In principle, one final ``all_reduce`` is sufficient, but for the purpose of this tutorial, it is interesting to look at
intermediate results using a nested ``all_reduce``:

.. code-block:: python

    if ddp_setup["is_nested"]:
        torch.distributed.all_reduce(
            combined_bitmaps_per_target,
            op=torch.distributed.ReduceOp.SUM,
            group=ddp_setup["process_subgroup"],
        )

This ``all_reduce`` is performed per process subgroup, meaning it only reduces the results of heliostats within the
respective group.

.. list-table:: Bitmaps per target area (on the ``multi_focus_tower``) after nested ``all_reduce``.
   :widths: 33 33 33
   :header-rows: 0

   * - .. figure:: ./images/reduced_bitmap_on_multi_focus_tower_on_rank_0.png
          :scale: 30%

          Rank 0
     - .. figure:: ./images/reduced_bitmap_on_multi_focus_tower_on_rank_1.png
          :scale: 30%

          Rank 1
     - .. figure:: ./images/reduced_bitmap_on_multi_focus_tower_on_rank_2.png
          :scale: 30%

          Rank 2

In practice, the global ``all_reduce`` is sufficient to obtain the final bitmap on each target:

.. code-block:: python

    if ddp_setup["is_distributed"]:
        torch.distributed.all_reduce(
            combined_bitmaps_per_target, op=torch.distributed.ReduceOp.SUM
        )

.. list-table:: Bitmaps per target area (on the ``multi_focus_tower``) after final ``all_reduce``.
   :widths: 33 33 33
   :header-rows: 0

   * - .. figure:: ./images/final_reduced_bitmap_on_multi_focus_tower_on_rank_0.png
          :scale: 30%

          Rank 0
     - .. figure:: ./images/final_reduced_bitmap_on_multi_focus_tower_on_rank_1.png
          :scale: 30%

          Rank 1
     - .. figure:: ./images/final_reduced_bitmap_on_multi_focus_tower_on_rank_2.png
          :scale: 30%

          Rank 2

Now all ranks are synchronized and we have the final image shared across them.
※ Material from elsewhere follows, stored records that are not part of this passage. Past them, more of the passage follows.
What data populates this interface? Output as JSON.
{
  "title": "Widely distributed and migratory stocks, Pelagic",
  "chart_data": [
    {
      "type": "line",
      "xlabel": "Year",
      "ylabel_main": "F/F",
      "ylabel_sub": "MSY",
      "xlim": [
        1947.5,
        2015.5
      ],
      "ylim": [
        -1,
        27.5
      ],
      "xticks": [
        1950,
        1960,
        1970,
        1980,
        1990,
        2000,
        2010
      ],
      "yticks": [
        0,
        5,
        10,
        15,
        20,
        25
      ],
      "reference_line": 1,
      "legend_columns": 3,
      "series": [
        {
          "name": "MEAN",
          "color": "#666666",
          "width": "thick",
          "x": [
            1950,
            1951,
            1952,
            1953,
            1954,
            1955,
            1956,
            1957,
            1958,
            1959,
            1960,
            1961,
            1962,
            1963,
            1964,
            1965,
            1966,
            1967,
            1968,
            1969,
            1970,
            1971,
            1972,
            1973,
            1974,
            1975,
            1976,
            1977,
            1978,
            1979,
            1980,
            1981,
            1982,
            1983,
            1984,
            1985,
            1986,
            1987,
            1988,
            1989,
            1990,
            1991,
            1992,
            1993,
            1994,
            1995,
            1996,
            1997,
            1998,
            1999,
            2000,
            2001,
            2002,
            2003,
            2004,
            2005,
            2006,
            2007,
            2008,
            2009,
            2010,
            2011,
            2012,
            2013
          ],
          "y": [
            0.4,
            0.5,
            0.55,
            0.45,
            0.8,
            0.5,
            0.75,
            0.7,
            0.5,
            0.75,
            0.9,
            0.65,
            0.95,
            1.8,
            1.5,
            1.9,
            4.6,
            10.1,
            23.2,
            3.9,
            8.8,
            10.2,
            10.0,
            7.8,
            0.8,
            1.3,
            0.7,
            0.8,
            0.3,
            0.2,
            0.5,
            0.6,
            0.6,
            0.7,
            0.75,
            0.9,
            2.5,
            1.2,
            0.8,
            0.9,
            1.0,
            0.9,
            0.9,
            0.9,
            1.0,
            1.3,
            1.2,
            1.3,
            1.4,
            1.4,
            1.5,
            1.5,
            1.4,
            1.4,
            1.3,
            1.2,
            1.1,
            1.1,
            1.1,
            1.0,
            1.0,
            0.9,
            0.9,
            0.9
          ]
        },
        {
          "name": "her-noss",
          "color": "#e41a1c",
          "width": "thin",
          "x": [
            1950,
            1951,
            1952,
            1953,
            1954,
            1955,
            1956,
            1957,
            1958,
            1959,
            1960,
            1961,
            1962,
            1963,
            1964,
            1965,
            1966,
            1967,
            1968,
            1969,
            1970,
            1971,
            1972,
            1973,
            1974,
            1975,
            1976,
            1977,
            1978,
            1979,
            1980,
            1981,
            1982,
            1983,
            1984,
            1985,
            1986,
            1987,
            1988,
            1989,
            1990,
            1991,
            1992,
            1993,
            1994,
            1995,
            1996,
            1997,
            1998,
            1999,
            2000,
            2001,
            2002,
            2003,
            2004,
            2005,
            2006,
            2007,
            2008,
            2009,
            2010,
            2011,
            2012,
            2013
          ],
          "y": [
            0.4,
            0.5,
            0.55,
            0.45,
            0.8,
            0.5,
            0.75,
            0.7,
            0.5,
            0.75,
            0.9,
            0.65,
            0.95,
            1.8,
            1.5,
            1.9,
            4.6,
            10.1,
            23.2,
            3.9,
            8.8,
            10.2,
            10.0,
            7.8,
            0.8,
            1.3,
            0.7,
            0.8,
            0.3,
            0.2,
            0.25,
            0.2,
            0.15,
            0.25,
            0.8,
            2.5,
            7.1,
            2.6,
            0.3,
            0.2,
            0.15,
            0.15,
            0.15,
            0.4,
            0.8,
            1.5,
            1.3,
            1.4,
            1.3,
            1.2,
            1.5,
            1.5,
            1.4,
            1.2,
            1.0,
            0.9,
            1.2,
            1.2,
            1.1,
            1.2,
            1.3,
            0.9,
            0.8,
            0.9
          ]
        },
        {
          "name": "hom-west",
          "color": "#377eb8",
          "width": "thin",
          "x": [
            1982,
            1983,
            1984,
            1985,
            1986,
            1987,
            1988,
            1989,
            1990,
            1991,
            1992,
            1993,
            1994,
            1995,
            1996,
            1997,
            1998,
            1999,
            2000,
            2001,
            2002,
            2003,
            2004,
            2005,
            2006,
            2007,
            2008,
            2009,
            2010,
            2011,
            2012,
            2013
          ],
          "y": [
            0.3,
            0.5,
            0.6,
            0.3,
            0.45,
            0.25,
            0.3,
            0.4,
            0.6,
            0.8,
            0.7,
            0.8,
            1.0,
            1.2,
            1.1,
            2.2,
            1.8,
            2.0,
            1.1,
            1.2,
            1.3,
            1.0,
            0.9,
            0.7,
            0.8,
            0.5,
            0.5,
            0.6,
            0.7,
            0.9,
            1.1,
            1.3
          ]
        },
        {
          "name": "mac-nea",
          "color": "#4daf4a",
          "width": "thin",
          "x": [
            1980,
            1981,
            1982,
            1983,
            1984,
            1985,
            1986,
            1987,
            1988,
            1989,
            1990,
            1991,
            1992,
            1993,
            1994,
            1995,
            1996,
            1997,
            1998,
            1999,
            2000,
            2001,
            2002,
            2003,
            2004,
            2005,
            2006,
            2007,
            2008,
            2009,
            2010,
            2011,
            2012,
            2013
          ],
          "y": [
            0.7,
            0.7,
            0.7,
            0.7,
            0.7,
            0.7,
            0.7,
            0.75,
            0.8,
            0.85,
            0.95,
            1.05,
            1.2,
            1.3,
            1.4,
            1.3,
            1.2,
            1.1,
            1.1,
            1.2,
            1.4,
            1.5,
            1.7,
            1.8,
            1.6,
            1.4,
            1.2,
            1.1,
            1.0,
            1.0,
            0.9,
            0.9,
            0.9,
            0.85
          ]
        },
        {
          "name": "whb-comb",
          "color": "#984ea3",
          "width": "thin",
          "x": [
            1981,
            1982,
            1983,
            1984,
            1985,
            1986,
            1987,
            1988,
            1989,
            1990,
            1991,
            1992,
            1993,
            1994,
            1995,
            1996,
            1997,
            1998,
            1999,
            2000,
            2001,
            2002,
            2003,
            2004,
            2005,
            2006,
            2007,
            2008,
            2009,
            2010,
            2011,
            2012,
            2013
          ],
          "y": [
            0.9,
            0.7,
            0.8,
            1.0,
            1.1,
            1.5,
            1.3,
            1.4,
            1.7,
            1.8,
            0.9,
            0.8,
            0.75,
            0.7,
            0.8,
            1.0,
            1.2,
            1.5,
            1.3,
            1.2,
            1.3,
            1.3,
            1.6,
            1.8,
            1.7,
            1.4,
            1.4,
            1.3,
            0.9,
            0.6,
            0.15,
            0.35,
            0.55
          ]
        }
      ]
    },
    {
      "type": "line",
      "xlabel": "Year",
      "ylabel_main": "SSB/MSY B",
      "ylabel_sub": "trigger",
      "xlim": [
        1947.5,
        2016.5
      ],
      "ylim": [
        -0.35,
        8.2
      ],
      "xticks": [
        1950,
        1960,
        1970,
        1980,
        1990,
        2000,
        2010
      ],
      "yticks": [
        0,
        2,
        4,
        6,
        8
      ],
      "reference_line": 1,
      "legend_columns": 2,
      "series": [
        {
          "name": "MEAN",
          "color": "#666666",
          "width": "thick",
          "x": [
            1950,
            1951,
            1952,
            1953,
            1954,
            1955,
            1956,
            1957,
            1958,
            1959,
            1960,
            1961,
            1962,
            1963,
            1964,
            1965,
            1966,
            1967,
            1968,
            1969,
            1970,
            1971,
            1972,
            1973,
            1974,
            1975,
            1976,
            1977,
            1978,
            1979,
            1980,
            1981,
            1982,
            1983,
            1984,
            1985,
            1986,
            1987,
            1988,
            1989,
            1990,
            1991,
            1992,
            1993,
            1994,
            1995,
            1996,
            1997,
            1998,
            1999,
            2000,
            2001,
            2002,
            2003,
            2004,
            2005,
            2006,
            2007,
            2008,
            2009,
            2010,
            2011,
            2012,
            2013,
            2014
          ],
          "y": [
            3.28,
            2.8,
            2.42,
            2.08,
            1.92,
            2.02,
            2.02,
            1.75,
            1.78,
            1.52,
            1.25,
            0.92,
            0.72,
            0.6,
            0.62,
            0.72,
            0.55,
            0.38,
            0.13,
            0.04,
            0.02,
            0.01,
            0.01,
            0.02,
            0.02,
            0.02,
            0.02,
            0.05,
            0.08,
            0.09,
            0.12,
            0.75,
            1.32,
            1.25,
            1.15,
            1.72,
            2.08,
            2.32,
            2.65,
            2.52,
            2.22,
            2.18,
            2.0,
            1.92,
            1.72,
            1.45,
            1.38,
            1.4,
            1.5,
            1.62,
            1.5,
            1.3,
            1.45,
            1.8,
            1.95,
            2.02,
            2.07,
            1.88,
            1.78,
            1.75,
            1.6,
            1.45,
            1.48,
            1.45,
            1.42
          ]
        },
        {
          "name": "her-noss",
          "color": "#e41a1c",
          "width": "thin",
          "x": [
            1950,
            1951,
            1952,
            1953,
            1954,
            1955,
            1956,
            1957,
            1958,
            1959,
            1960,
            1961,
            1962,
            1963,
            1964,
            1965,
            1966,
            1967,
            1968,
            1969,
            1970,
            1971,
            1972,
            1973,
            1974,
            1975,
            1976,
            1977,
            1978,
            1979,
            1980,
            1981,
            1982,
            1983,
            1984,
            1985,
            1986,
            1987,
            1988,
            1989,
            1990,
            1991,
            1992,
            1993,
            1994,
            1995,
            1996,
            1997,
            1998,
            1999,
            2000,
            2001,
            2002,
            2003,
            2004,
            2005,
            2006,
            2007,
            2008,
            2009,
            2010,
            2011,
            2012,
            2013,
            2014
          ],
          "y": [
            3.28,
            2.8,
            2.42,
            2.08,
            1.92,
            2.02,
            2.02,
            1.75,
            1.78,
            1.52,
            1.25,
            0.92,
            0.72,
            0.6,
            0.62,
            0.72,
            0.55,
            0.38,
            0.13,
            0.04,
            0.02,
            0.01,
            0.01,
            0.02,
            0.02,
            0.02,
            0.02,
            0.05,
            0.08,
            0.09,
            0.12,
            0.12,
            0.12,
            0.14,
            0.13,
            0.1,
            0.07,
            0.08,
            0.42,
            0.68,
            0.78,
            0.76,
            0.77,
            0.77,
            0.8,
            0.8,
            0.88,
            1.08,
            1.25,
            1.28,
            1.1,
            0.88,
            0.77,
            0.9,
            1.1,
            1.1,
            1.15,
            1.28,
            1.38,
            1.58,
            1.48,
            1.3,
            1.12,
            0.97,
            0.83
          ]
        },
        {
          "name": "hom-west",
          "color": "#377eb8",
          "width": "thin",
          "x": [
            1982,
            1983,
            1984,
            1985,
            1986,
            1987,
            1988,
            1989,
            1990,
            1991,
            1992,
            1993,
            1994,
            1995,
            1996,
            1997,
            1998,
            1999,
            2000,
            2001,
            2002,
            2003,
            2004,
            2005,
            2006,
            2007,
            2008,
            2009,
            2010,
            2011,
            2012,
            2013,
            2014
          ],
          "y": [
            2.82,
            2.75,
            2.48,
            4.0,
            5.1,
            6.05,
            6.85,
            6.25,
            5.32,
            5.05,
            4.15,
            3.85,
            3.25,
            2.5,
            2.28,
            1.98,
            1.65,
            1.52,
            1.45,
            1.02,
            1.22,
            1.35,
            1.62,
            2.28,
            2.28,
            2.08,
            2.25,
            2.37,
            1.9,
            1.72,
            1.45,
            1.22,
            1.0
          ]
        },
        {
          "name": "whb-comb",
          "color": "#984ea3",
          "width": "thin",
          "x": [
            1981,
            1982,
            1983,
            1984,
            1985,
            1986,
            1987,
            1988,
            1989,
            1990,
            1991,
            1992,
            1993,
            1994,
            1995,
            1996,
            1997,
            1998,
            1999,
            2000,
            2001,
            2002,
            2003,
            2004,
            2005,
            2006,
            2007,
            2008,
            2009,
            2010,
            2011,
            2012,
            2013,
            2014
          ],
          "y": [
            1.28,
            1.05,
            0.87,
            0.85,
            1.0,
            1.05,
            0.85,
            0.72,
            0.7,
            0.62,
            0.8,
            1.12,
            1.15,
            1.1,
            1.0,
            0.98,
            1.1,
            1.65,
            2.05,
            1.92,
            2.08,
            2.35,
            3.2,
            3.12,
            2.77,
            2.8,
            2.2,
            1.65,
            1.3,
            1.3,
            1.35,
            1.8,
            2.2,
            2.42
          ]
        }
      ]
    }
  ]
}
With that we have completed fully
distributed raytracing in ``ARTIST``!

.. note::

    The images generated in this tutorial are for illustrative purposes, often with reduced resolution and without
    hyperparameter optimization. Therefore, they should not be taken as a measure of the quality of ``ARTIST``. Please
    see our publications for further information.